Use It or Lose It
To keep seeing results, you have to keep forcing your muscles to adapt by pushing them. Even outside of your comfort zone, but do it safely!
Cardio is a great fat burner, but that effect stops when you do. Build more muscle and you’ll keep your body burning fat all day long.
“Lifting weights can increase your lean body mass, which increases the number of overall calories you burn during the day,” says Jacque Crockford, CSCS and spokesperson for the American Council on Exercise.
You may burn more calories during your 1-hour cardio class than you would be lifting weights for an hour, but a study published in The Journal of Strength and Conditioning Research found that women who did weight training burned an average of 100 more calories during the 24 hours after their training session ended. And the effect is magnified when you increase the weight, as explained in a study in the journal Medicine & Science in Sports & Exercise. Women who lifted more weight for fewer reps (85 percent of their max load for 8 reps) burned nearly twice as many calories during the two hours after their workout than when they did more reps with a lighter weight (45 percent of their max load for 15 reps).
The old saying, “Use it or lose it” seems appropriate for your muscles.

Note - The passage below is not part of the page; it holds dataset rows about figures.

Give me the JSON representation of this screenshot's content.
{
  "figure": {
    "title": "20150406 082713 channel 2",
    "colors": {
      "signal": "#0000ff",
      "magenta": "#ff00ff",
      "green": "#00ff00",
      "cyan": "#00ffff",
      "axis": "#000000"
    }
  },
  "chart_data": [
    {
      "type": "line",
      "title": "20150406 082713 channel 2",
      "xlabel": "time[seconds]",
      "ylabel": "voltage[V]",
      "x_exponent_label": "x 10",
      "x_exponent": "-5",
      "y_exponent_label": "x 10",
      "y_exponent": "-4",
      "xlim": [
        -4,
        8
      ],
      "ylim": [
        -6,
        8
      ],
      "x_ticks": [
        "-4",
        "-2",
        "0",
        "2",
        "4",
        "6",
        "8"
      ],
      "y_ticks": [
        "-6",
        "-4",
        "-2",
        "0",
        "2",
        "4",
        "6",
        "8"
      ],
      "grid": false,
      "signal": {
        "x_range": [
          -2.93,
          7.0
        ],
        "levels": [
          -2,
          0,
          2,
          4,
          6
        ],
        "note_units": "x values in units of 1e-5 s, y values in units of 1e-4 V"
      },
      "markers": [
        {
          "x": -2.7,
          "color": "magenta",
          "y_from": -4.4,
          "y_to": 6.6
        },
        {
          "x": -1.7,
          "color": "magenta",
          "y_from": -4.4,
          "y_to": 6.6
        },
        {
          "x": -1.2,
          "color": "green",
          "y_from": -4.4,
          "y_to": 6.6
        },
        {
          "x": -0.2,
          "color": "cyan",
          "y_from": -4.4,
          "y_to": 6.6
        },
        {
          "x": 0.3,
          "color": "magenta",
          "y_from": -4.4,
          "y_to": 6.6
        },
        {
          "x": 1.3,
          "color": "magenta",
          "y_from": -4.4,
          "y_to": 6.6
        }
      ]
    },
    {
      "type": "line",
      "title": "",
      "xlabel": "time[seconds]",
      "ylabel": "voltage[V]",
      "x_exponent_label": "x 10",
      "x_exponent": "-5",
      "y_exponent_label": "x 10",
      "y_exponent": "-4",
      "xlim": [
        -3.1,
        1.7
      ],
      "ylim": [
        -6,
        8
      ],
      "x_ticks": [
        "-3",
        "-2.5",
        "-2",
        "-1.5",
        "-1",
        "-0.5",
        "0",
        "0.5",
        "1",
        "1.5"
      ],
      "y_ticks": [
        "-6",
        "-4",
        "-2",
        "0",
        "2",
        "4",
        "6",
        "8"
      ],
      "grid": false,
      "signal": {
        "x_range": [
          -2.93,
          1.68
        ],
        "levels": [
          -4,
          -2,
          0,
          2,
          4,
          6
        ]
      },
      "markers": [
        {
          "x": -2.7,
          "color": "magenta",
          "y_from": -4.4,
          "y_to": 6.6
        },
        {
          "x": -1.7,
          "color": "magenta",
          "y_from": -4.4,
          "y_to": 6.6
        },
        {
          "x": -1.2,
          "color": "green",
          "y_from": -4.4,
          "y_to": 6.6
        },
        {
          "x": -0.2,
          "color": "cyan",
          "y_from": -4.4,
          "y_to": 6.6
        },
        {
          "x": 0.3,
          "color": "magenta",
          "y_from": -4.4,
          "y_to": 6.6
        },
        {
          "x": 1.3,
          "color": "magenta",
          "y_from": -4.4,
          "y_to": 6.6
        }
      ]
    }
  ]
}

Lifting lighter weights for more reps is great for building muscle endurance, but if you want to increase your strength, increasing your weight load is key.
Heavy resistance training can help fight, and reverse, the loss of muscle mass. It can also strengthen bones and help prevent osteoporosis, especially in postmenopausal women. You’ll fight osteoporosis! The key to this one is consistency, as research has shown that lifting heavy weights over time not only maintains bone mass but can even build new bone, especially in the high-risk group of post-menopausal women.